Die Hauptschwierigkeit, die es in einem Sonderlehrgang zu überwinden gilt, bilden die sehr unterschiedlichen Voraussetzungen, unter denen die einzelnen Teilnehmer ihre Schulbildung wieder aufnehmen. Einige statistische Aufstellungen mögen diese Tatsache belegen:

1) Das Durchschnittsalter betrug am 1.12.1948 - 22 Jahre, 11 Monate. Der älteste Teilnehmer war zu diesem Zeitpunkt 26 Jahre, 3 Mon., der jüngste 21 Jahre alt.

2) Mit einer Ausnahme hatten alle 26 eine längere Gefangenschaft hinter sich, und zwar kamen aus

russischer -       4
französischer -   5
belgischer -       2
englischer -       5
amerikanisch-englischer – 7
amerikanischer - 2

Dieser Umstand war von grossem Einfluss auf die Leistungsfähigkeit der einzelnen Teilnehmer. Die Behandlung der Gefangenen in den einzelnen Ländern weist erhebliche Unterschiede auf, von denen ihre körperliche und geistig-seelische Verfassung abhängt. Allein der sprachliche Gewinn im Englischen bevorzugt Heimkehrer aus angelsächsischen Lagern im Lehrgang vor solchen aus russischen, französischen und belgischen.

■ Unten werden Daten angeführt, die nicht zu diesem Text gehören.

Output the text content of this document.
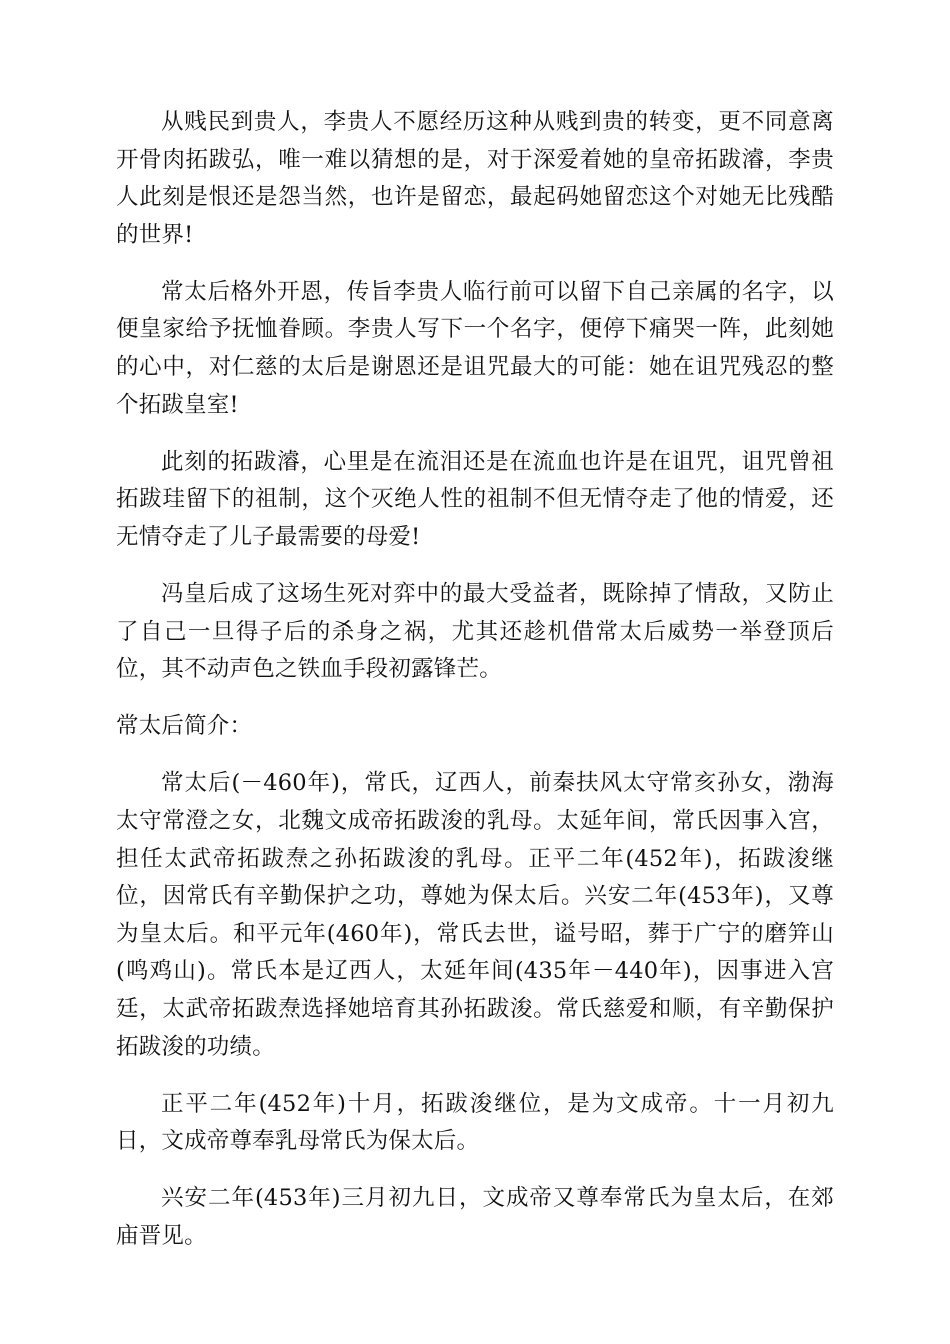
从贱民到贵人，李贵人不愿经历这种从贱到贵的转变，更不同意离开骨肉拓跋弘，唯一难以猜想的是，对于深爱着她的皇帝拓跋濬，李贵人此刻是恨还是怨当然，也许是留恋，最起码她留恋这个对她无比残酷的世界!

常太后格外开恩，传旨李贵人临行前可以留下自己亲属的名字，以便皇家给予抚恤眷顾。李贵人写下一个名字，便停下痛哭一阵，此刻她的心中，对仁慈的太后是谢恩还是诅咒最大的可能：她在诅咒残忍的整个拓跋皇室!

此刻的拓跋濬，心里是在流泪还是在流血也许是在诅咒，诅咒曾祖拓跋珪留下的祖制，这个灭绝人性的祖制不但无情夺走了他的情爱，还无情夺走了儿子最需要的母爱!

冯皇后成了这场生死对弈中的最大受益者，既除掉了情敌，又防止了自己一旦得子后的杀身之祸，尤其还趁机借常太后威势一举登顶后位，其不动声色之铁血手段初露锋芒。

常太后简介：

常太后(－460年)，常氏，辽西人，前秦扶风太守常亥孙女，渤海太守常澄之女，北魏文成帝拓跋浚的乳母。太延年间，常氏因事入宫，担任太武帝拓跋焘之孙拓跋浚的乳母。正平二年(452年)，拓跋浚继位，因常氏有辛勤保护之功，尊她为保太后。兴安二年(453年)，又尊为皇太后。和平元年(460年)，常氏去世，谥号昭，葬于广宁的磨笄山(鸣鸡山)。常氏本是辽西人，太延年间(435年－440年)，因事进入宫廷，太武帝拓跋焘选择她培育其孙拓跋浚。常氏慈爱和顺，有辛勤保护拓跋浚的功绩。

正平二年(452年)十月，拓跋浚继位，是为文成帝。十一月初九日，文成帝尊奉乳母常氏为保太后。

兴安二年(453年)三月初九日，文成帝又尊奉常氏为皇太后，在郊庙晋见。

3) Die Unterbrechung des Unterrichts betrug im Durchschnitt 4 ½ Jahre, im längsten Falle 6 ½ Jahre.

4) An welches Mass von Schulausbildung konnte nun der Unterricht nach so langer Unterbrechung anknüpfen? Zur wirklichkeitsgerechten Beantwortung der Frage sei einmal der sog. Luftwaffenhelferunterricht ausser acht gelassen. Welches war dann die letzte vom einzelnen Teilnehmer besuchte ordnungsmässige Schulklasse? Es ergibt sich folgendes Bild:

Es gehören an

der Klasse 8 - 2 Teilnehmer
der Klasse 7 - 7 Teilnehmer
der Klasse 6 - 13 Teilnehmer
der Klasse 5 - 4 Teilnehmer.

Das bedeutet, dass 17 Teilnehmer praktisch nur die Schulkenntnisse von Obertertianern und Untersekundanern mitbrachten, soweit sie nicht auch die inzwischen vergessen hatten.

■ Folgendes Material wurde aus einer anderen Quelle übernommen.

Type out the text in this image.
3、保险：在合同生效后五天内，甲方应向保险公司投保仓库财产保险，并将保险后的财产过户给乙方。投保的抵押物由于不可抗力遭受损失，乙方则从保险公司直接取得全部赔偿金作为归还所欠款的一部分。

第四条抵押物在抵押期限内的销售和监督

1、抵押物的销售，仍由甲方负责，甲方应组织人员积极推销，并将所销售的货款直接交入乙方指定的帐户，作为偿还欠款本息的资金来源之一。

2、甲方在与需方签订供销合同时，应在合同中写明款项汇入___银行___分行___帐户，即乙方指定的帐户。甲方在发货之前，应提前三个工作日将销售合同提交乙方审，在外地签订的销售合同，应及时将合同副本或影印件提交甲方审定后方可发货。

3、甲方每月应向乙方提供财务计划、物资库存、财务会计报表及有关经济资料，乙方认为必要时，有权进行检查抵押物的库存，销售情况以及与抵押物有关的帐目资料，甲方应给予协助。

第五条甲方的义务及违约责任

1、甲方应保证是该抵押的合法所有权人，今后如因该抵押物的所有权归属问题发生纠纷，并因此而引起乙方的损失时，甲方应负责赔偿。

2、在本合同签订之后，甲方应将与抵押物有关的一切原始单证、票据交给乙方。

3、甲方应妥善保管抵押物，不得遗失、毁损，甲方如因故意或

5) Nach den Heimatverhältnissen gegliedert, besuchen den Lehrgang

aus Köln                                - 12
aus anderen rhein. Orten         - 9
aus ausserrhein. Landesteilen - 5

6) Eine starke Belastung für einzelne Teilnehmer stellten die bis vor kurzem noch recht schwierigen Verkehrsverhältnisse dar: Immerhin besuchen 12 Fahrschüler den Kursus.

Inwieweit der Lehrgang unter diesen Bedingungen von Erfolg begleitet war, muss die Prüfung erweisen. Darin jedenfalls sind sich die beteiligten Lehrer einig, dass jeder der Jungen mit Ernst, Hingabe und Ausdauer um die Erfüllung der gestellten Forderungen bemüht war, unentmutigt durch Schwierigkeiten und Misserfolge. Disziplinschwierigkeiten sind nicht aufgetreten. Das Verhältnis zu den Lehrern gründete sich auf Respekt, Vertrauen und Dankbarkeit. Von seelischer oder sittlicher Verrohung war bei keinem der jungen Leute eine Spur festzustellen.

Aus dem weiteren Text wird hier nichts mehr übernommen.